Understanding mutational and selective processes that govern gene duplication in mammals
Vinckenbosch N.
Kaessmann H.
Université de Lausanne, Faculté de biologie et médecine
Gene duplication is an essential source of material for the origin of genetic novelties. The reverse transcription of source gene mRNA followed by the genomic insertion of the resulting cDNA - retroposition - has provided the human genome with at least ~3600 detectable retrocopies. We find that ~30% of these retrocopies are transcribed, generally in testes. Their transcription often relies on preexisting regulatory elements (or open chromatin) close to their insertion site, which is illustrated by mRNA molecules containing retrocopies fused to their neighboring genes. Retrocopies appear to have been profoundly shaped by selection.
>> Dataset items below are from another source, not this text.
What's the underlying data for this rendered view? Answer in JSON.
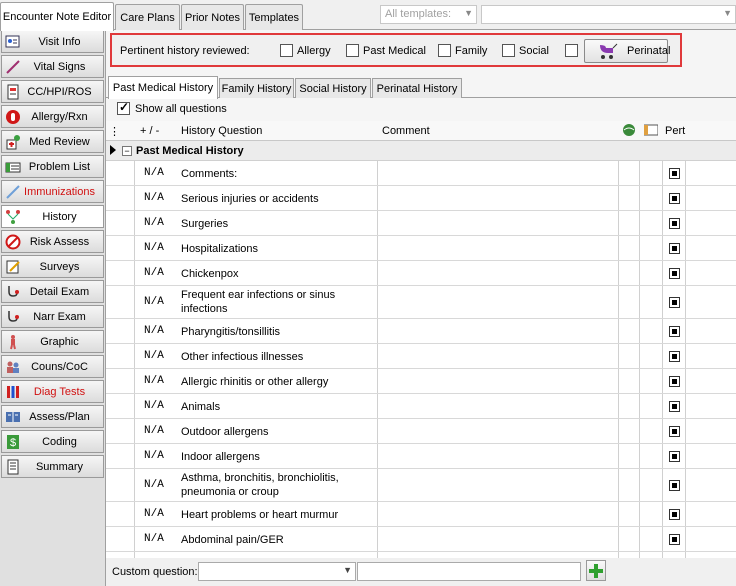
{
  "top_tabs": [
    "Encounter Note Editor",
    "Care Plans",
    "Prior Notes",
    "Templates"
  ],
  "templates_select": {
    "placeholder": "All templates:"
  },
  "sidebar": {
    "items": [
      {
        "label": "Visit Info",
        "icon": "visit-info-icon"
      },
      {
        "label": "Vital Signs",
        "icon": "thermometer-icon"
      },
      {
        "label": "CC/HPI/ROS",
        "icon": "document-icon"
      },
      {
        "label": "Allergy/Rxn",
        "icon": "allergy-icon"
      },
      {
        "label": "Med Review",
        "icon": "medication-icon"
      },
      {
        "label": "Problem List",
        "icon": "list-icon"
      },
      {
        "label": "Immunizations",
        "icon": "syringe-icon"
      },
      {
        "label": "History",
        "icon": "family-tree-icon"
      },
      {
        "label": "Risk Assess",
        "icon": "no-smoking-icon"
      },
      {
        "label": "Surveys",
        "icon": "survey-icon"
      },
      {
        "label": "Detail Exam",
        "icon": "stethoscope-icon"
      },
      {
        "label": "Narr Exam",
        "icon": "stethoscope-icon"
      },
      {
        "label": "Graphic",
        "icon": "body-icon"
      },
      {
        "label": "Couns/CoC",
        "icon": "counseling-icon"
      },
      {
        "label": "Diag Tests",
        "icon": "test-tubes-icon"
      },
      {
        "label": "Assess/Plan",
        "icon": "book-icon"
      },
      {
        "label": "Coding",
        "icon": "dollar-icon"
      },
      {
        "label": "Summary",
        "icon": "summary-icon"
      }
    ],
    "active": "History",
    "red_items": [
      "Immunizations",
      "Diag Tests"
    ]
  },
  "pertinent": {
    "title": "Pertinent history reviewed:",
    "items": [
      "Allergy",
      "Past Medical",
      "Family",
      "Social"
    ],
    "perinatal_button": "Perinatal"
  },
  "sub_tabs": [
    "Past Medical History",
    "Family History",
    "Social History",
    "Perinatal History"
  ],
  "show_all": "Show all questions",
  "grid": {
    "headers": {
      "plus_minus": "+ / -",
      "question": "History Question",
      "comment": "Comment",
      "pert": "Pert"
    },
    "group_title": "Past Medical History",
    "rows": [
      {
        "na": "N/A",
        "q": "Comments:"
      },
      {
        "na": "N/A",
        "q": "Serious injuries or accidents"
      },
      {
        "na": "N/A",
        "q": "Surgeries"
      },
      {
        "na": "N/A",
        "q": "Hospitalizations"
      },
      {
        "na": "N/A",
        "q": "Chickenpox"
      },
      {
        "na": "N/A",
        "q": "Frequent ear infections or sinus infections"
      },
      {
        "na": "N/A",
        "q": "Pharyngitis/tonsillitis"
      },
      {
        "na": "N/A",
        "q": "Other infectious illnesses"
      },
      {
        "na": "N/A",
        "q": "Allergic rhinitis or other allergy"
      },
      {
        "na": "N/A",
        "q": "Animals"
      },
      {
        "na": "N/A",
        "q": "Outdoor allergens"
      },
      {
        "na": "N/A",
        "q": "Indoor allergens"
      },
      {
        "na": "N/A",
        "q": "Asthma, bronchitis, bronchiolitis, pneumonia or croup"
      },
      {
        "na": "N/A",
        "q": "Heart problems or heart murmur"
      },
      {
        "na": "N/A",
        "q": "Abdominal pain/GER"
      }
    ]
  },
  "bottom": {
    "custom_label": "Custom question:"
  },
  "colors": {
    "highlight_border": "#e0393b",
    "red_text": "#d01010"
  }
}
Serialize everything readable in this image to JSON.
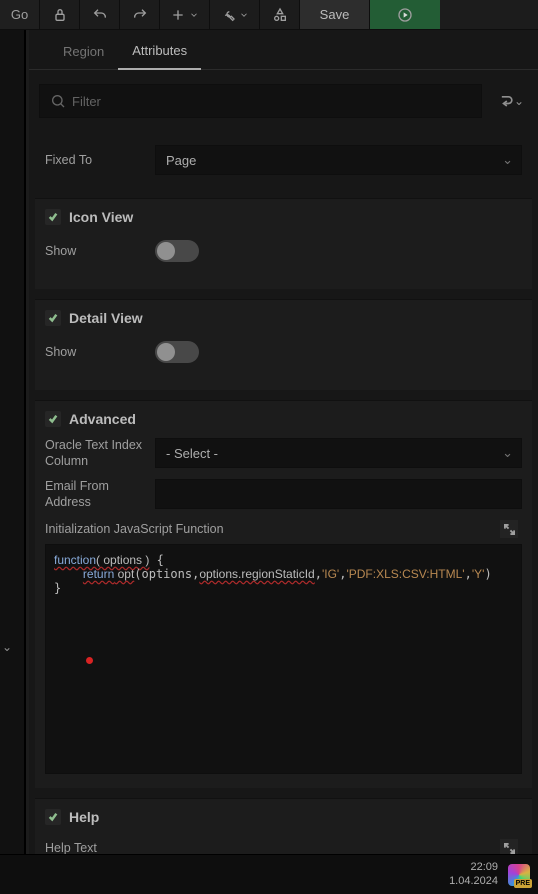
{
  "toolbar": {
    "go_label": "Go",
    "save_label": "Save"
  },
  "tabs": {
    "region": "Region",
    "attributes": "Attributes"
  },
  "filter": {
    "placeholder": "Filter"
  },
  "fixed_to": {
    "label": "Fixed To",
    "value": "Page"
  },
  "icon_view": {
    "title": "Icon View",
    "show_label": "Show"
  },
  "detail_view": {
    "title": "Detail View",
    "show_label": "Show"
  },
  "advanced": {
    "title": "Advanced",
    "oracle_text_label": "Oracle Text Index Column",
    "oracle_text_value": "- Select -",
    "email_from_label": "Email From Address",
    "init_js_label": "Initialization JavaScript Function",
    "init_js_code": "function( options ) {\n    return opt(options,options.regionStaticId,'IG','PDF:XLS:CSV:HTML','Y')\n}"
  },
  "help": {
    "title": "Help",
    "help_text_label": "Help Text"
  },
  "taskbar": {
    "time": "22:09",
    "date": "1.04.2024",
    "tray_badge": "PRE"
  }
}
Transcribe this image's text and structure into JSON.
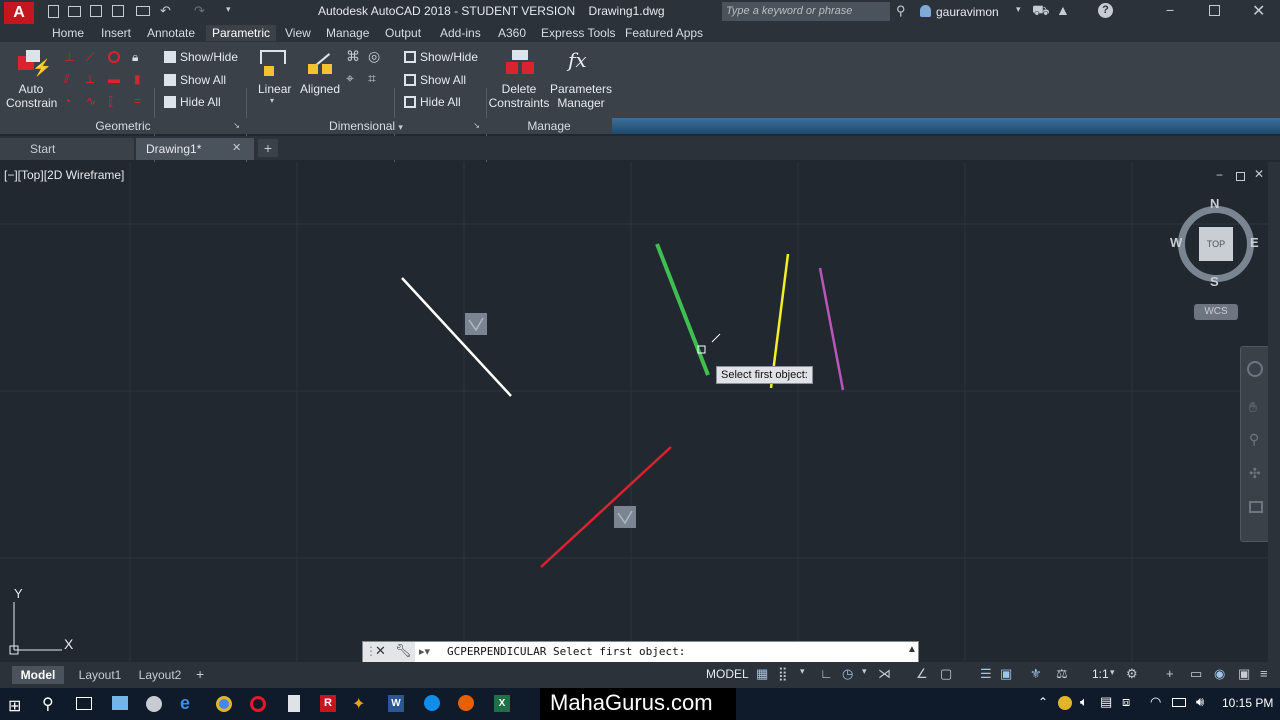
{
  "app": {
    "title": "Autodesk AutoCAD 2018 - STUDENT VERSION    Drawing1.dwg",
    "search_placeholder": "Type a keyword or phrase",
    "user": "gauravimon"
  },
  "ribbon_tabs": [
    "Home",
    "Insert",
    "Annotate",
    "Parametric",
    "View",
    "Manage",
    "Output",
    "Add-ins",
    "A360",
    "Express Tools",
    "Featured Apps"
  ],
  "ribbon": {
    "auto_constrain_line1": "Auto",
    "auto_constrain_line2": "Constrain",
    "geo_show_hide": "Show/Hide",
    "geo_show_all": "Show All",
    "geo_hide_all": "Hide All",
    "geometric_label": "Geometric",
    "linear": "Linear",
    "aligned": "Aligned",
    "dimensional_label": "Dimensional",
    "dim_show_hide": "Show/Hide",
    "dim_show_all": "Show All",
    "dim_hide_all": "Hide All",
    "delete_line1": "Delete",
    "delete_line2": "Constraints",
    "params_line1": "Parameters",
    "params_line2": "Manager",
    "manage_label": "Manage"
  },
  "doc_tabs": {
    "start": "Start",
    "drawing": "Drawing1*"
  },
  "viewport": {
    "label": "[−][Top][2D Wireframe]",
    "tooltip": "Select first object:",
    "viewcube": {
      "n": "N",
      "s": "S",
      "e": "E",
      "w": "W",
      "top": "TOP",
      "wcs": "WCS"
    },
    "ucs_x": "X",
    "ucs_y": "Y"
  },
  "command": {
    "text": "GCPERPENDICULAR Select first object:"
  },
  "layout_tabs": [
    "Model",
    "Layout1",
    "Layout2"
  ],
  "status": {
    "model": "MODEL",
    "scale": "1:1"
  },
  "taskbar": {
    "banner": "MahaGurus.com",
    "time": "10:15 PM"
  },
  "colors": {
    "canvas": "#212830",
    "line_white": "#ffffff",
    "line_green": "#3fbf4f",
    "line_yellow": "#f2ee2a",
    "line_magenta": "#b957b8",
    "line_red": "#d9232e"
  }
}
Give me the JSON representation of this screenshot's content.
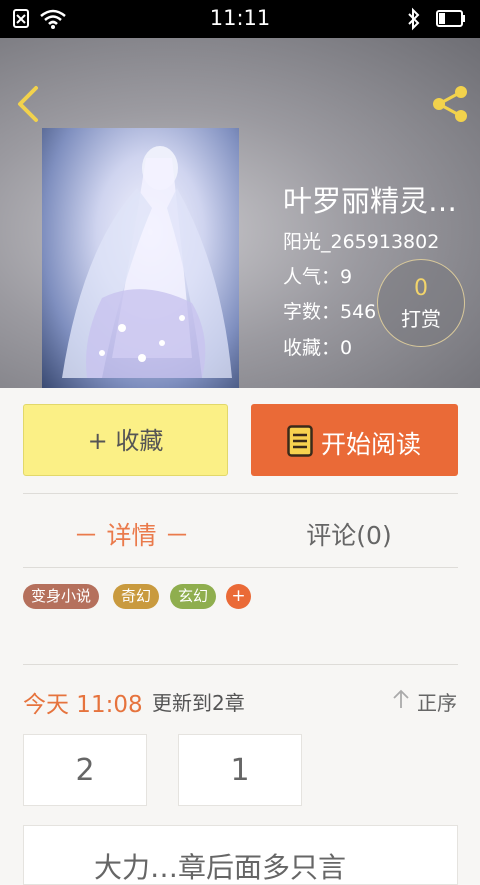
{
  "status_bar": {
    "time": "11:11"
  },
  "book": {
    "title": "叶罗丽精灵…",
    "author": "阳光_265913802",
    "popularity": "人气：9",
    "words": "字数：546",
    "favorites": "收藏：0"
  },
  "tip": {
    "count": "0",
    "label": "打赏"
  },
  "actions": {
    "favorite_label": "+ 收藏",
    "read_label": "开始阅读"
  },
  "tabs": {
    "detail": "－ 详情 －",
    "comments": "评论(0)"
  },
  "tags": [
    "变身小说",
    "奇幻",
    "玄幻"
  ],
  "tag_add": "+",
  "update": {
    "time": "今天 11:08",
    "text": "更新到2章",
    "sort": "正序"
  },
  "chapters": [
    "2",
    "1"
  ],
  "bottom_card": {
    "text": "大力…章后面多只言"
  },
  "colors": {
    "accent": "#ea6a37",
    "favorite_button": "#fbf086",
    "detail_tab": "#ea7a4b"
  }
}
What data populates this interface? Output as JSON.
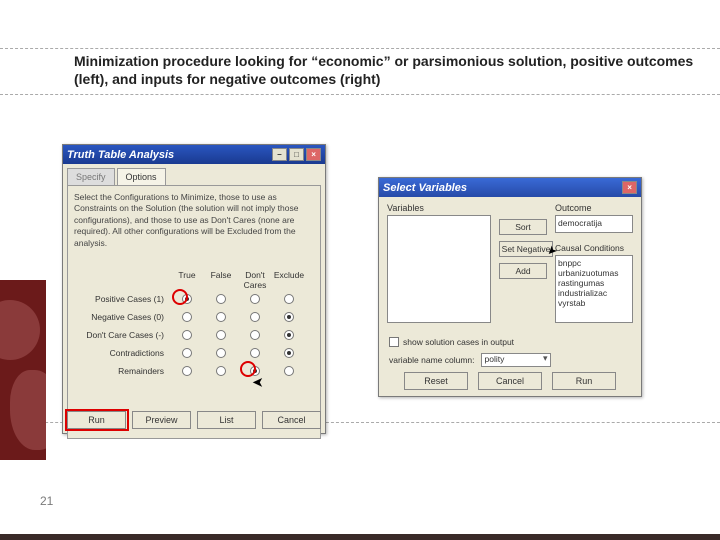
{
  "slide": {
    "title": "Minimization procedure looking for “economic” or parsimonious solution, positive outcomes (left), and inputs for negative outcomes (right)",
    "page_number": "21"
  },
  "leftWin": {
    "title": "Truth Table Analysis",
    "tabs": {
      "specify": "Specify",
      "options": "Options"
    },
    "instructions": "Select the Configurations to Minimize, those to use as Constraints on the Solution (the solution will not imply those configurations), and those to use as Don't Cares (none are required). All other configurations will be Excluded from the analysis.",
    "cols": {
      "true": "True",
      "false": "False",
      "dont": "Don't\nCares",
      "excl": "Exclude"
    },
    "rows": {
      "pos": "Positive Cases (1)",
      "neg": "Negative Cases (0)",
      "dc": "Don't Care Cases (-)",
      "con": "Contradictions",
      "rem": "Remainders"
    },
    "buttons": {
      "run": "Run",
      "preview": "Preview",
      "list": "List",
      "cancel": "Cancel"
    }
  },
  "rightWin": {
    "title": "Select Variables",
    "labels": {
      "variables": "Variables",
      "outcome": "Outcome",
      "causal": "Causal Conditions"
    },
    "buttons": {
      "sort": "Sort",
      "setneg": "Set Negative",
      "add": "Add",
      "reset": "Reset",
      "cancel": "Cancel",
      "run": "Run"
    },
    "outcome_item": "democratija",
    "causal_items": [
      "bnppc",
      "urbanizuotumas",
      "rastingumas",
      "industrializac",
      "vyrstab"
    ],
    "checkbox_label": "show solution cases in output",
    "varname_label": "variable name column:",
    "varname_value": "polity"
  }
}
Consistently, human retrocopies with an intact open reading (ORF) are more often transcribed than retropseudogenes, which leads to a minimal estimate of 120 functional retrogenes present in our genome. We also performed an analysis of Ka/Ks for human retrocopies. This analysis demonstrates that several intact retrocopies evolved under purifying selection and yields an estimated formation rate of ~1 retrogene per million year in the primate lineage. Using DNA sequencing and evolutionary simulations, we have identified 7 such primate-specific retrogenes that emerged on the lineage leading to humans
In therian genomes, we found an excess of retrogenes with X-linked parents. Expression analyses support the idea that this "out of X" movement was driven by natural selection to produce autosomal functional counterparts for X-linked genes, which are silenced during male meiosis. Phylogenetic dating of this "out of X" movement suggests that our sex chromosomes arose about 180 MYA ago and are thus much younger than previously thought.
Finally, we have also analyzed young gene duplications (and deletions) that arose by non allelic-homologous recombination and are not fixed in species. Using wild-caught and laboratory animals, we detected thousands of DNA segments that are polymorphic in copy number in mice. These copy number variants were found to profoundly alter the transcriptome of several mouse tissues. Strikingly, their influence on gene expression is not limited to the gene they contain but seems to extend to genes located up to 1.5 million bases away.